Hola kids! It was a full weekend which I might talk about later but for now suffice to say that: 1. I didn’t get the proposal that I needed to get done, um, done and 2. I managed to muck up my insides such that for two days the simple act of passing flatus has become like a box of really bad chocolates (you never know what you’re going to get, but there’s a good chance you don’t want it).
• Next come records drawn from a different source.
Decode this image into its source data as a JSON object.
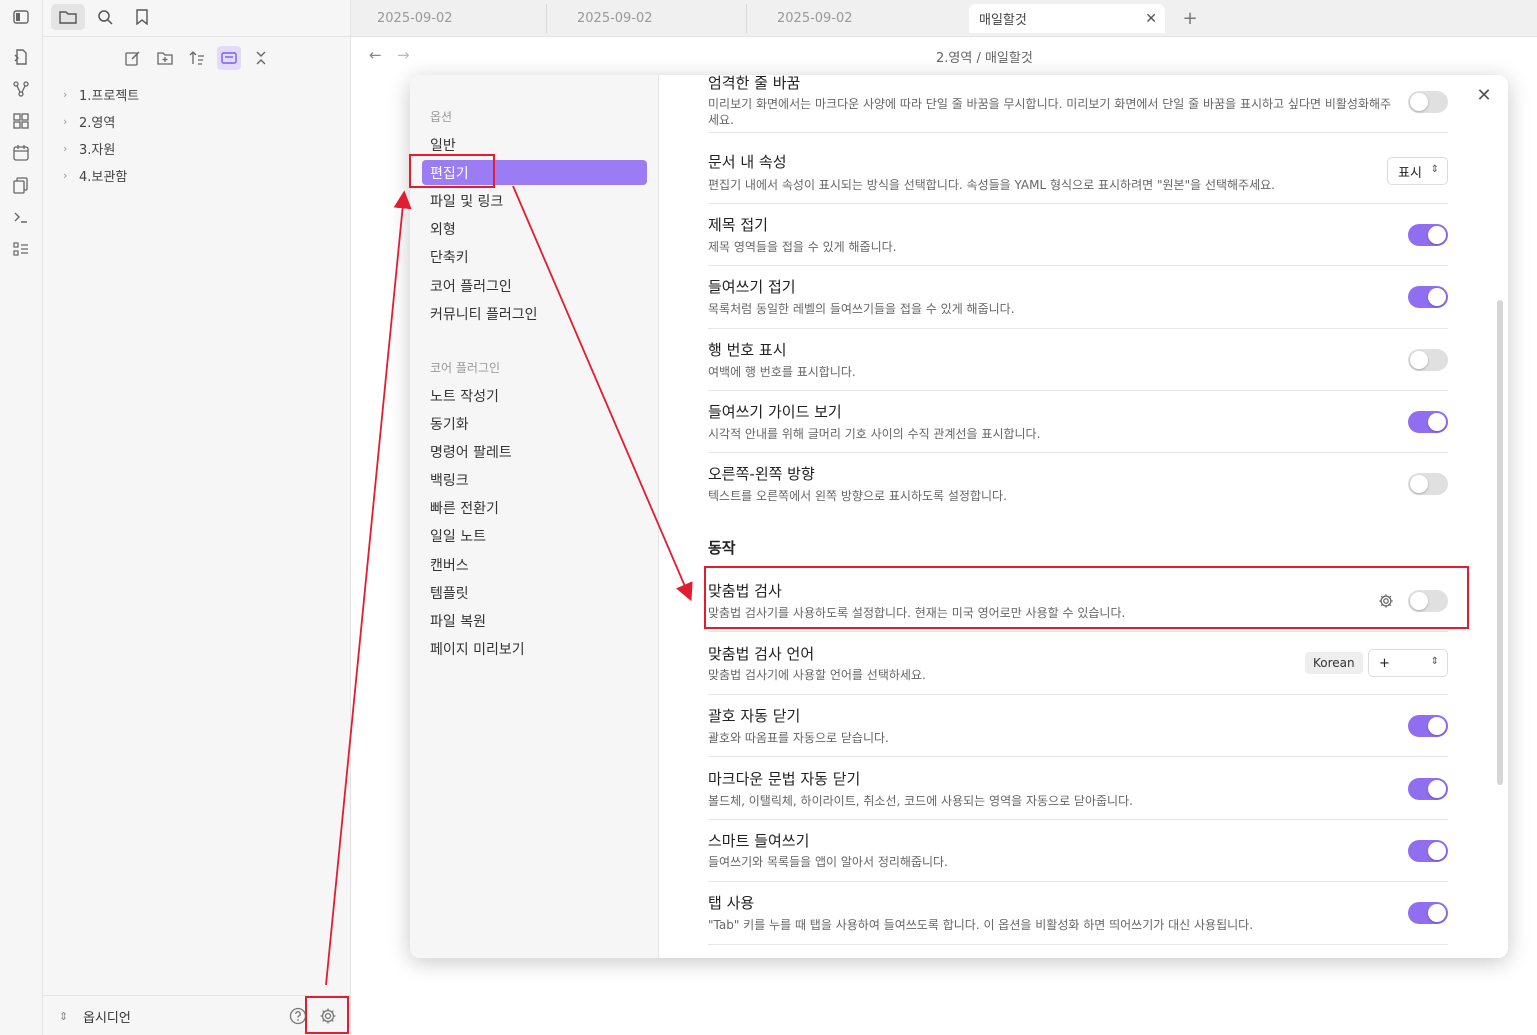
{
  "ribbon": {
    "icons": [
      "sidebar-toggle-icon",
      "open-quick-switcher-icon",
      "graph-view-icon",
      "canvas-icon",
      "daily-note-icon",
      "templates-icon",
      "terminal-icon",
      "bookmarks-list-icon"
    ]
  },
  "sidebar": {
    "top_tabs": [
      "folder-icon",
      "search-icon",
      "bookmark-icon"
    ],
    "nav_tools": [
      "new-note-icon",
      "new-folder-icon",
      "sort-icon",
      "auto-reveal-icon",
      "collapse-all-icon"
    ],
    "tree": [
      "1.프로젝트",
      "2.영역",
      "3.자원",
      "4.보관함"
    ],
    "vault_name": "옵시디언"
  },
  "tabs": [
    {
      "label": "2025-09-02"
    },
    {
      "label": "2025-09-02"
    },
    {
      "label": "2025-09-02"
    },
    {
      "label": "매일할것"
    }
  ],
  "breadcrumb": "2.영역 / 매일할것",
  "settings": {
    "nav_header_options": "옵션",
    "nav_options": [
      "일반",
      "편집기",
      "파일 및 링크",
      "외형",
      "단축키",
      "코어 플러그인",
      "커뮤니티 플러그인"
    ],
    "nav_header_core": "코어 플러그인",
    "nav_core": [
      "노트 작성기",
      "동기화",
      "명령어 팔레트",
      "백링크",
      "빠른 전환기",
      "일일 노트",
      "캔버스",
      "템플릿",
      "파일 복원",
      "페이지 미리보기"
    ],
    "active_nav": "편집기",
    "items": [
      {
        "name": "엄격한 줄 바꿈",
        "desc": "미리보기 화면에서는 마크다운 사양에 따라 단일 줄 바꿈을 무시합니다. 미리보기 화면에서 단일 줄 바꿈을 표시하고 싶다면 비활성화해주세요.",
        "on": false
      },
      {
        "name": "문서 내 속성",
        "desc": "편집기 내에서 속성이 표시되는 방식을 선택합니다. 속성들을 YAML 형식으로 표시하려면 \"원본\"을 선택해주세요.",
        "select": "표시"
      },
      {
        "name": "제목 접기",
        "desc": "제목 영역들을 접을 수 있게 해줍니다.",
        "on": true
      },
      {
        "name": "들여쓰기 접기",
        "desc": "목록처럼 동일한 레벨의 들여쓰기들을 접을 수 있게 해줍니다.",
        "on": true
      },
      {
        "name": "행 번호 표시",
        "desc": "여백에 행 번호를 표시합니다.",
        "on": false
      },
      {
        "name": "들여쓰기 가이드 보기",
        "desc": "시각적 안내를 위해 글머리 기호 사이의 수직 관계선을 표시합니다.",
        "on": true
      },
      {
        "name": "오른쪽-왼쪽 방향",
        "desc": "텍스트를 오른쪽에서 왼쪽 방향으로 표시하도록 설정합니다.",
        "on": false
      }
    ],
    "section_behavior": "동작",
    "behavior_items": [
      {
        "name": "맞춤법 검사",
        "desc": "맞춤법 검사기를 사용하도록 설정합니다. 현재는 미국 영어로만 사용할 수 있습니다.",
        "on": false
      },
      {
        "name": "맞춤법 검사 언어",
        "desc": "맞춤법 검사기에 사용할 언어를 선택하세요.",
        "lang_tag": "Korean",
        "select": "+"
      },
      {
        "name": "괄호 자동 닫기",
        "desc": "괄호와 따옴표를 자동으로 닫습니다.",
        "on": true
      },
      {
        "name": "마크다운 문법 자동 닫기",
        "desc": "볼드체, 이탤릭체, 하이라이트, 취소선, 코드에 사용되는 영역을 자동으로 닫아줍니다.",
        "on": true
      },
      {
        "name": "스마트 들여쓰기",
        "desc": "들여쓰기와 목록들을 앱이 알아서 정리해줍니다.",
        "on": true
      },
      {
        "name": "탭 사용",
        "desc": "\"Tab\" 키를 누를 때 탭을 사용하여 들여쓰도록 합니다. 이 옵션을 비활성화 하면 띄어쓰기가 대신 사용됩니다.",
        "on": true
      }
    ]
  },
  "colors": {
    "accent": "#8f6ff0",
    "annotation": "#e11d32"
  }
}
This post is to share a nerdish tip with them as might find it useful. I use the nifty freeware app Aurora as my alarm clock. Every morning around 5:00 am, Tj and I are gently awakened to the soft and sweet sounds of my wake up playlist (aside: those of you who follow my Last.fm and iLike profiles, that’s why you see the same handful of songs at the top of my charts over and over again. Anyone knows how to keep that one playlist from being reported, please let me know). It’s a wonderful thing, let me tell you. Ever so much nicer than that dream where I fall asleep on the curb and wake up to find out I’m naked and the garbage truck is backing up over me.
The one problem I have with Aurora (and believe me I feel huge guilt about complaining about a free app) is that one of the things it does in order to do it’s magic is that it will turn off password protection for waking from sleep and the screensaver. It has to do that in order to be able to call iTunes at 5:00. This becomes a problem when a certain person, oh, let’s call him The Boy, decides that he wants to use Vera to look at trains, or maps, or pretty girls feet. Normally he wouldn’t be able to do any of these things because he doesn’t know my password but, thanks to Aurora, he can play on Vera pretty much anytime I forget to turn the password back on. For multiple reasons, this will not do.
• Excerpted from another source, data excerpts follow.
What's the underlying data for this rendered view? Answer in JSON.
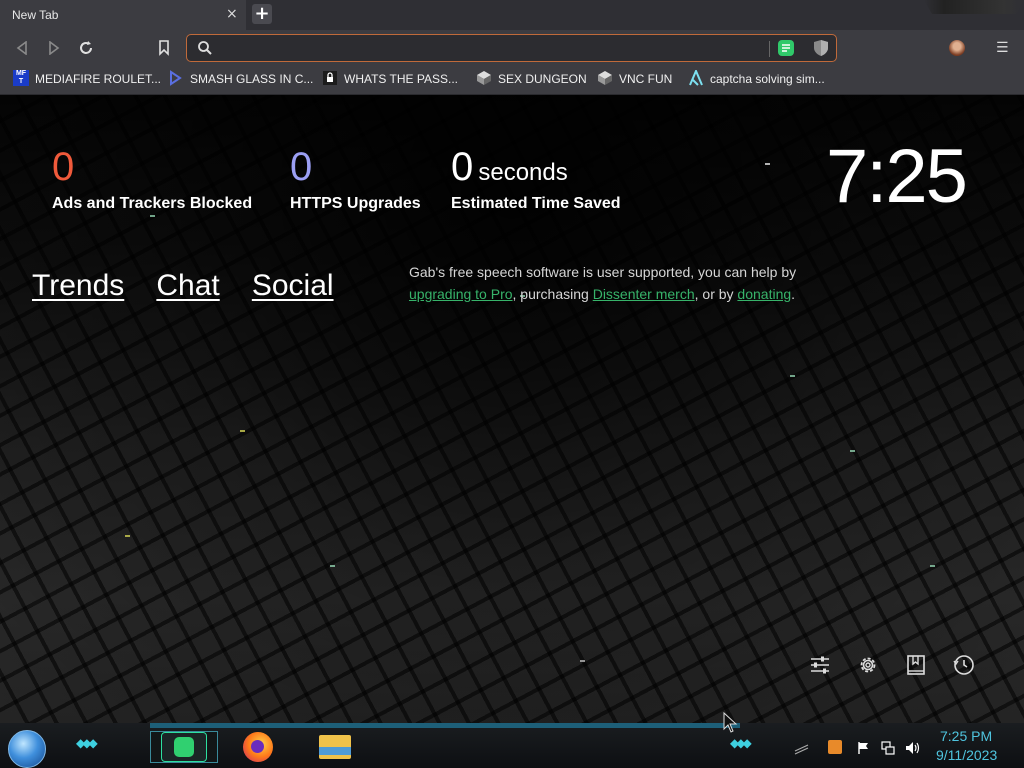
{
  "tab": {
    "title": "New Tab",
    "close_glyph": "×",
    "new_tab_glyph": "+"
  },
  "toolbar": {
    "back_icon": "back-arrow-icon",
    "forward_icon": "forward-arrow-icon",
    "reload_icon": "reload-icon",
    "bookmark_icon": "bookmark-icon",
    "address_value": "",
    "menu_glyph": "☰"
  },
  "bookmarks": [
    {
      "label": "MEDIAFIRE ROULET...",
      "icon": "mediafire-icon"
    },
    {
      "label": "SMASH GLASS IN C...",
      "icon": "bracket-icon"
    },
    {
      "label": "WHATS THE PASS...",
      "icon": "lock-icon"
    },
    {
      "label": "SEX DUNGEON",
      "icon": "cube-icon"
    },
    {
      "label": "VNC FUN",
      "icon": "cube-icon"
    },
    {
      "label": "captcha solving sim...",
      "icon": "lambda-icon"
    }
  ],
  "stats": [
    {
      "value": "0",
      "unit": "",
      "label": "Ads and Trackers Blocked",
      "color": "#f05a3b"
    },
    {
      "value": "0",
      "unit": "",
      "label": "HTTPS Upgrades",
      "color": "#9b9ff3"
    },
    {
      "value": "0",
      "unit": "seconds",
      "label": "Estimated Time Saved",
      "color": "#ffffff"
    }
  ],
  "clock": "7:25",
  "nav_links": [
    "Trends",
    "Chat",
    "Social"
  ],
  "promo": {
    "text_1": "Gab's free speech software is user supported, you can help by ",
    "link_1": "upgrading to Pro",
    "text_2": ", purchasing ",
    "link_2": "Dissenter merch",
    "text_3": ", or by ",
    "link_3": "donating",
    "text_4": "."
  },
  "bottom_tools": [
    "customize-sliders-icon",
    "settings-gear-icon",
    "bookmarks-icon",
    "history-clock-icon"
  ],
  "taskbar": {
    "apps": [
      "gab-chat-app",
      "firefox-app",
      "file-explorer-app"
    ],
    "time": "7:25 PM",
    "date": "9/11/2023"
  },
  "colors": {
    "accent": "#c06a3a",
    "link_green": "#37b36a",
    "taskbar_text": "#4fc4de"
  }
}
Fortunately Aurora has the supplemental cool ability to open applications on a schedule which got me thinking: “surely there must be a way to turn on the password to wake requirement with an Automator action.” As it turns out, I was wrong, there is not. But what I did find is this page on scripting system preferences, complete with a script that, with minimal editing, does exactly what I want it to do. My edited script looks like this:
tell application “System Events”
tell security preferences
set properties to {require password to wake:true}
end tell
end tell
To use, paste the above into Script Editor and save as an Application (I called my Sec Script). Open Aurora and create a new alarm event with “Playlist” set to “No Playlist” and “Launch” set to open your new script. I set mine to go off five minutes after my Wake Up playlist goes off, since once Aurora does it’s thing, it doesn’t really do anything else for me—I have it set up so the playlist just plays until it ends. If you’ve set up Aurora to automatically stop playback after a certain number of minutes you may need to take that into consideration when you set your event time.
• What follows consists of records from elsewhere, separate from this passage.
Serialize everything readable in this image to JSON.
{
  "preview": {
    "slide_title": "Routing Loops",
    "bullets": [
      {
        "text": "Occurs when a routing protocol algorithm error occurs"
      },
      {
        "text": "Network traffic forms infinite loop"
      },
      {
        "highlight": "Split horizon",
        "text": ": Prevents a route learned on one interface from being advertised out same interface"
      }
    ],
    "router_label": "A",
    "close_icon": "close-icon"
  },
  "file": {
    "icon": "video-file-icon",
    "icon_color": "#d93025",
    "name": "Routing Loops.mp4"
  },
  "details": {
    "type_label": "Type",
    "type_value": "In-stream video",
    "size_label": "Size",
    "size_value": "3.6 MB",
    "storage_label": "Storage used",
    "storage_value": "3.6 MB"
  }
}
Things to keep in mind: Since Aurora will disable the screensaver password every time it needs to, your event to re-enable it will need to occur after and with the same frequency that your alarm event occurs. Also, it seems that the Security pref pane doesn’t refresh in real time; I found that with the pref pane open, running the script would not apparently do anything (i.e. the checkbox remains unchecked) but if I closed the pane and reopened it, the box would be checked.
I don’t claim to be a coder or scripter or anything of the sort. In fact, if an easily edited example script hadn’t been available I wouldn’t have figured this out. Just a disclaimer to show that I’m not really as geeky as some of you think I am.